Web Development
Webpack, Vite, Bundlers
2020. Evan Wallace publishes esbuild - a bundler written in Go. First benchmark: esbuild bundles three.js in 0.37 seconds. Webpack 4: 54.5 seconds. Difference: 100x. At that moment it became clear: JavaScript tooling written in JavaScript is the bottleneck. The era of Go and Rust tools began: esbuild, SWC, Turbopack.
- **Vercel Next.js**: Turbopack (Rust) replaces Webpack in development - 700x faster HMR in large projects
- **Vite** (6M weekly downloads): the standard for new React/Vue/Svelte projects, used in Nuxt 3, SvelteKit, Astro
- **Shopify Hydrogen**: Vite + React Server Components for e-commerce - code splitting by default for each product
Bundling: From Thousands of Files to a Few
2010. A React application with 847 JS files. Without a bundler: 847 HTTP requests on load. With HTTP/1.1 - 6 parallel connections, sequential waterfall. Load time: 8-12 seconds. With webpack: 1-3 files, parallel load, 1.2 seconds. A bundler is not optional - it's a required tool.

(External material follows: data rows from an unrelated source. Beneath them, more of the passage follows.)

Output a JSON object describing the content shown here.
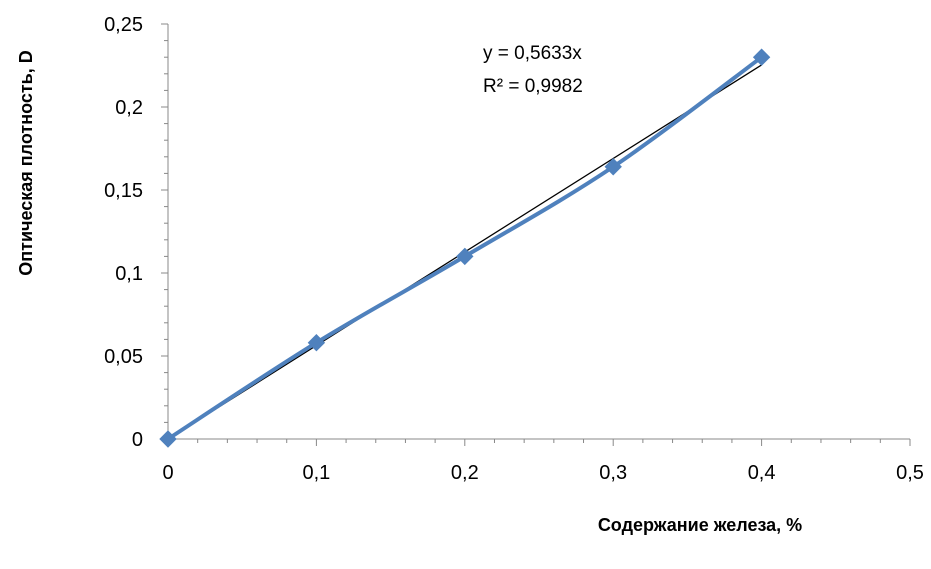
{
  "chart_data": {
    "type": "scatter",
    "title": "",
    "xlabel": "Содержание железа, %",
    "ylabel": "Оптическая плотность, D",
    "xlim": [
      0,
      0.5
    ],
    "ylim": [
      0,
      0.25
    ],
    "x_ticks": [
      0,
      0.1,
      0.2,
      0.3,
      0.4,
      0.5
    ],
    "y_ticks": [
      0,
      0.05,
      0.1,
      0.15,
      0.2,
      0.25
    ],
    "x_tick_labels": [
      "0",
      "0,1",
      "0,2",
      "0,3",
      "0,4",
      "0,5"
    ],
    "y_tick_labels": [
      "0",
      "0,05",
      "0,1",
      "0,15",
      "0,2",
      "0,25"
    ],
    "grid": false,
    "legend": "none",
    "series": [
      {
        "x": [
          0,
          0.1,
          0.2,
          0.3,
          0.4
        ],
        "y": [
          0,
          0.058,
          0.11,
          0.164,
          0.23
        ],
        "color": "#4f81bd",
        "marker": "diamond",
        "smoothed_line": true
      }
    ],
    "trendline": {
      "type": "linear",
      "slope": 0.5633,
      "intercept": 0,
      "color": "#000000",
      "equation": "y = 0,5633x",
      "r_squared": "R² = 0,9982"
    }
  }
}
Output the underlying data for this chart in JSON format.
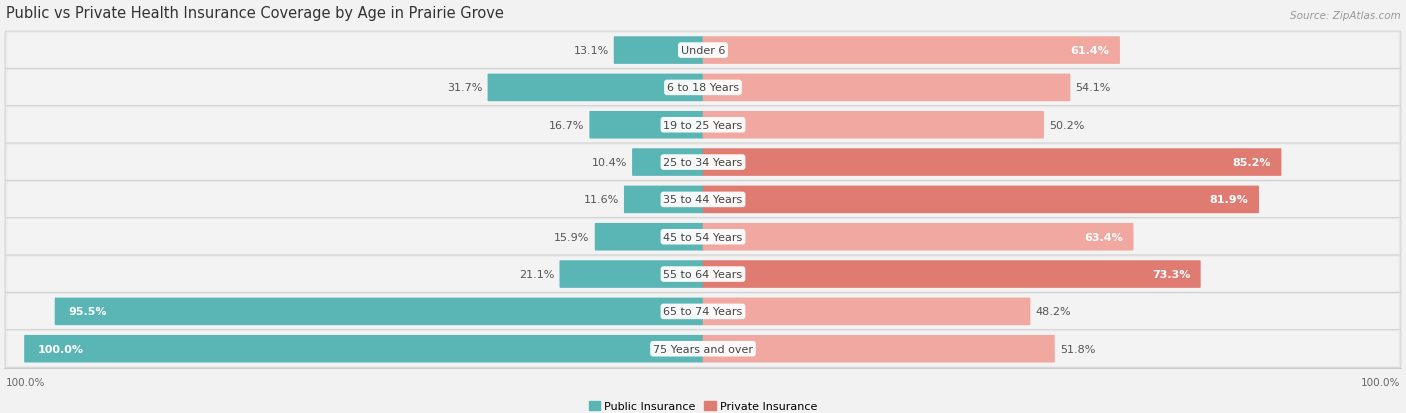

A bundler builds a dependency graph: starting from the entry point (index.ts), it recursively resolves all import/require statements, creates a dependency graph, and merges into bundles. Webpack (2012) - the first mainstream bundler, configuration-heavy, flexible. Vite (2020) - development server on native ES modules + Rollup for production build. esbuild (2020) - written in Go, 10-100x faster than Webpack.
esbuild was written in Go by Evan Wallace (ex-Figma). Parallel parsing using Go goroutines vs JavaScript single-thread. Shared AST between passes vs separate ASTs. Result: TypeScript compilation 10x faster than tsc, bundling 100x faster than webpack. Vite uses esbuild for pre-bundling node_modules (CommonJS -> ES modules) and for TS/JSX transformation in dev mode.